The safety of Zoonotic influenza vaccine Seqirus H5N8 is derived from safety data of vaccines containing either the H5N1 turkey/Turkey/1/2005 (NIBRG 23) (clade 2.2.1) or the H5N1 Vietnam/1194/2004 (NIBRG-14) (clade 1) strains.

The most common side effects with Zoonotic influenza vaccine Seqirus (which may affect more than 1 patient in 10) include reactions at the site of injection (swelling, pain, redness and hardening of the skin), myalgia (muscle pain), headache, tiredness, chills and feeling generally unwell.

Zoonotic influenza vaccine Seqirus should not be given to patients who have had an anaphylactic reaction (severe allergic reaction) to any of the components of the vaccine, including those found at trace (very low) levels (egg or chicken protein, ovalbumin [a protein in egg white], kanamycin or neomycin sulphate [antibiotics], formaldehyde, hydrocortisone and cetyltrimethylammonium bromide).

Zoonotic influenza vaccine Seqirus is given before or during a bird flu pandemic to protect against a new strain of influenza A virus. Health experts are concerned that a future bird flu pandemic could be caused by an H5 influenza A strain.

Zoonotic influenza vaccine Seqirus containing the strain H5N8 (clade 2.3.4.4b) was considered to be the best candidate to provide protection against circulating H5 influenza A strains.

The European Medicines Agency therefore decided that Zoonotic influenza vaccine Seqirus’s benefits are greater than its risks and it can be authorised for use in the EU.

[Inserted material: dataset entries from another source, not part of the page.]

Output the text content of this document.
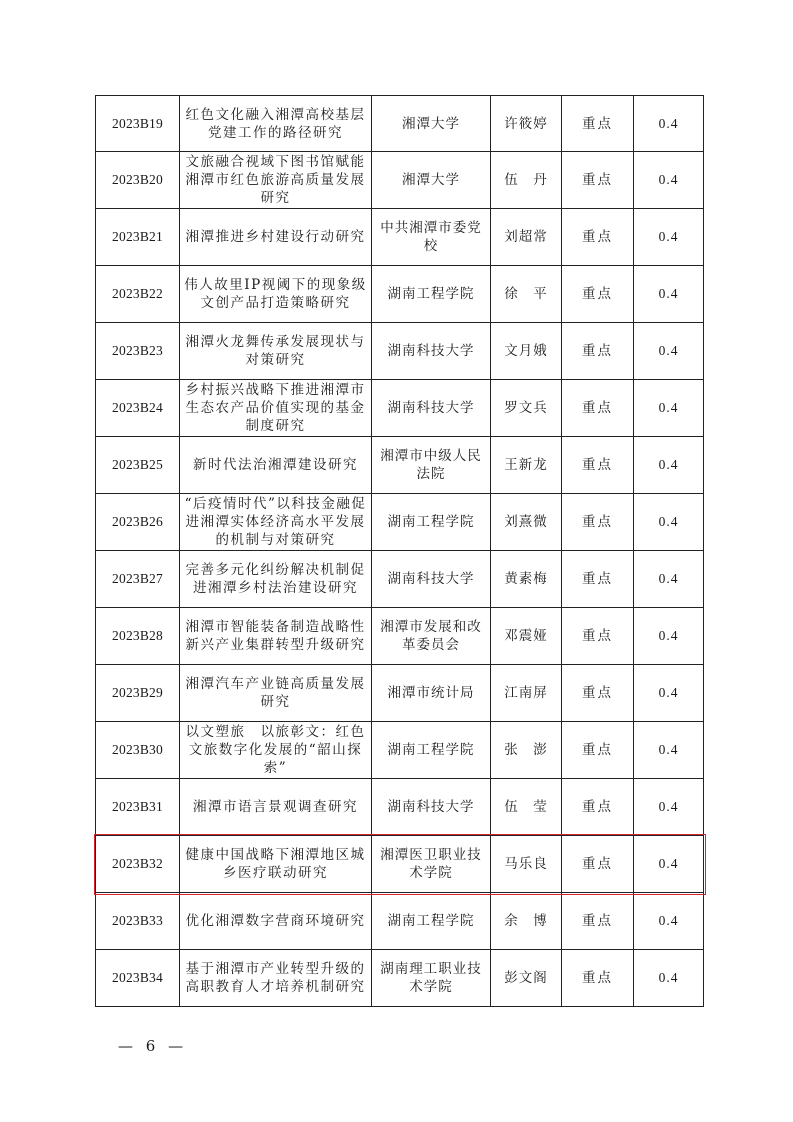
2023B19	红色文化融入湘潭高校基层党建工作的路径研究	湘潭大学	许筱婷	重点	0.4
2023B20	文旅融合视域下图书馆赋能湘潭市红色旅游高质量发展研究	湘潭大学	伍　丹	重点	0.4
2023B21	湘潭推进乡村建设行动研究	中共湘潭市委党校	刘超常	重点	0.4
2023B22	伟人故里IP视阈下的现象级文创产品打造策略研究	湖南工程学院	徐　平	重点	0.4
2023B23	湘潭火龙舞传承发展现状与对策研究	湖南科技大学	文月娥	重点	0.4
2023B24	乡村振兴战略下推进湘潭市生态农产品价值实现的基金制度研究	湖南科技大学	罗文兵	重点	0.4
2023B25	新时代法治湘潭建设研究	湘潭市中级人民法院	王新龙	重点	0.4
2023B26	“后疫情时代”以科技金融促进湘潭实体经济高水平发展的机制与对策研究	湖南工程学院	刘熹微	重点	0.4
2023B27	完善多元化纠纷解决机制促进湘潭乡村法治建设研究	湖南科技大学	黄素梅	重点	0.4
2023B28	湘潭市智能装备制造战略性新兴产业集群转型升级研究	湘潭市发展和改革委员会	邓震娅	重点	0.4
2023B29	湘潭汽车产业链高质量发展研究	湘潭市统计局	江南屏	重点	0.4
2023B30	以文塑旅　以旅彰文：红色文旅数字化发展的“韶山探索”	湖南工程学院	张　澎	重点	0.4
2023B31	湘潭市语言景观调查研究	湖南科技大学	伍　莹	重点	0.4
2023B32	健康中国战略下湘潭地区城乡医疗联动研究	湘潭医卫职业技术学院	马乐良	重点	0.4
2023B33	优化湘潭数字营商环境研究	湖南工程学院	余　博	重点	0.4
2023B34	基于湘潭市产业转型升级的高职教育人才培养机制研究	湖南理工职业技术学院	彭文阁	重点	0.4
— 6 —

Recommendations and precautions to be followed by healthcare professionals and patients for the safe and effective use of Zoonotic influenza vaccine Seqirus have been included in the summary of product characteristics and the package leaflet.

As for all medicines, data on the use of Zoonotic influenza vaccine Seqirus are continuously monitored. Suspected side effects reported with Zoonotic influenza vaccine Seqirus are carefully evaluated and any necessary action taken to protect patients.

Zoonotic influenza vaccine Seqirus received a marketing authorisation valid throughout the EU on 9 October 2023.